La chica salvaje | Crítica

Ecos de las marismas

Daisy Edgar-Jones en una imagen del filme.

Daisy Edgar-Jones en una imagen del filme.

Adaptación de la novela best seller de Delia Owens, La chica salvaje viaja a las marismas y los terrenos pantanosos de Carolina del Norte para recordarnos el ambiente patriarcal y clasista y la toxicidad masculina en la Norteamérica profunda de los 50 y 60, a propósito de la historia de una joven de familia rota y padre violento criada en soledad y aislamiento acusada de asesinar a un joven con quien mantenía una relación.

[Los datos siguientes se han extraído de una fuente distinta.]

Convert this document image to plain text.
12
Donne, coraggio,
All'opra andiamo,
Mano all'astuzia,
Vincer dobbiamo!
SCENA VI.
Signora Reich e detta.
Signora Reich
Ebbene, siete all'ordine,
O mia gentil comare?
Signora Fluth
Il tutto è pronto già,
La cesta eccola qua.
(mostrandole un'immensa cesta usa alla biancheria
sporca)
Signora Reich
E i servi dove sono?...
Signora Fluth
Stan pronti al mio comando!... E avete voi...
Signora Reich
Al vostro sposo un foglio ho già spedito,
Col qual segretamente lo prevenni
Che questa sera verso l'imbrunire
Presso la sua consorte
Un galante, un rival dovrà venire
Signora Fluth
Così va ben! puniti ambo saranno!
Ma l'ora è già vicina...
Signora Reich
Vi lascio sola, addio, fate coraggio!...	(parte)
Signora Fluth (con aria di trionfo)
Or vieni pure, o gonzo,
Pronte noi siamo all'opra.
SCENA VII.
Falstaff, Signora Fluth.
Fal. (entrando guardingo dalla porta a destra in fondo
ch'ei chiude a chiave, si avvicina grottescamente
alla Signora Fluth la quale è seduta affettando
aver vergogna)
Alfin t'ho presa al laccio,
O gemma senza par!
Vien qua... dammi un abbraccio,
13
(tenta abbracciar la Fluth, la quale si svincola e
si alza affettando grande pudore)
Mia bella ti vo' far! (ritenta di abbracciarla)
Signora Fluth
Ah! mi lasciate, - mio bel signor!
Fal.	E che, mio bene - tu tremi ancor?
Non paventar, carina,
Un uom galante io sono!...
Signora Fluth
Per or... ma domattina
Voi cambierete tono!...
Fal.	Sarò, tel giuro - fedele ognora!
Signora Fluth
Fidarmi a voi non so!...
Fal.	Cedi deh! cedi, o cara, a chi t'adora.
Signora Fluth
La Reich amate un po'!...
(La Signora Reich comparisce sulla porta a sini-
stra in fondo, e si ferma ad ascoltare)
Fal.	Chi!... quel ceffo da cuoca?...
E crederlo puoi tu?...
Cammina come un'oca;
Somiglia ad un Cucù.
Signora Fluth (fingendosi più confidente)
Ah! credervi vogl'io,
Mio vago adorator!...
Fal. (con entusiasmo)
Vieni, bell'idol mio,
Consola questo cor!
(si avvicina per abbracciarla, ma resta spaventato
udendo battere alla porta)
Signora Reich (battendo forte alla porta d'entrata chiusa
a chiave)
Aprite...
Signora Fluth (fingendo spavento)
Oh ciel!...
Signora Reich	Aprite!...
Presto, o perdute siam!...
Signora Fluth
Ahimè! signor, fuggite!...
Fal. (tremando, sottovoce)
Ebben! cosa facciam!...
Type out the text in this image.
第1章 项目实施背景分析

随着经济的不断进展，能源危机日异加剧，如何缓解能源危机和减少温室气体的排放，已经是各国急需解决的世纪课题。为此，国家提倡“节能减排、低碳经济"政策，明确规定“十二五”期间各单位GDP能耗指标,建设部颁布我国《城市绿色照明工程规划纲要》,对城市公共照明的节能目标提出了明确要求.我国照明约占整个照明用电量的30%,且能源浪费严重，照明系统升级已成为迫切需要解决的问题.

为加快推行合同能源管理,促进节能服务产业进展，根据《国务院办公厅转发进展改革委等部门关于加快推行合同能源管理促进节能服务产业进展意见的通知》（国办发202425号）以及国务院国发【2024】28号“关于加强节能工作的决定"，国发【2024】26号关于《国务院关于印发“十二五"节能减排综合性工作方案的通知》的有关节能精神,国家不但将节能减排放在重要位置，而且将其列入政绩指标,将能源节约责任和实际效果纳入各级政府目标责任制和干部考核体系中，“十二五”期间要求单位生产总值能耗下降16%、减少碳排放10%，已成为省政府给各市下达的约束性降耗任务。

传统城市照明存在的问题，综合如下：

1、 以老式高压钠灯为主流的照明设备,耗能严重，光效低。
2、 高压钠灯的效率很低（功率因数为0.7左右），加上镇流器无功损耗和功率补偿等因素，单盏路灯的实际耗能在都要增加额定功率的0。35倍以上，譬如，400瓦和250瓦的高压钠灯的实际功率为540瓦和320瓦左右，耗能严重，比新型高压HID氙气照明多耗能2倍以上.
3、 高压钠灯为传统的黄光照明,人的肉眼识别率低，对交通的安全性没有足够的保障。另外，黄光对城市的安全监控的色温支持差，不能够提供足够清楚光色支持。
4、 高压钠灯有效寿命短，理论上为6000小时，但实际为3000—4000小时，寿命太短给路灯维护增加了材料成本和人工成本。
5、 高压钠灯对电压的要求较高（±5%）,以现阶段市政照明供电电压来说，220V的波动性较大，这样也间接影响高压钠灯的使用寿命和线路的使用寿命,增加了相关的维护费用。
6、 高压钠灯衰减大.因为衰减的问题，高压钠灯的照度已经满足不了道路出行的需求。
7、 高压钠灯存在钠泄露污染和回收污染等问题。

Uno esperaba un poco de gótico sureño pegajoso o, en su defecto, de drama judicial a lo Matar a un ruiseñor, pero lo que ofrece el filme de Olivia Newman, a mayor lucimiento de Daisy Edgar-Jones (Normal people), una nueva Anne Hathaway, no es sino un rutinario y aseado viaje de ida y vuelta al pasado por las circunstancias penosas que hicieron de esa chica destinada a ser carne de cañón un alma sensible, creativa y libre capaz de encontrar por sí misma la salida a su atolladero.

La cosa avanza así entre estereotipos y tensiones maniqueas con aires de telefilme de sobremesa en formato scope (para el paisaje) subrayando la maldad y la cobardía masculinas, la bondad de los buenos o la delicadeza estoica de nuestra chica salvaje en un entorno hostil. Cerrados los asuntos pendientes, la película nos reserva para su final un innecesario salto hasta el presente para recordarnos tal vez la vigencia moral de su legado empoderado.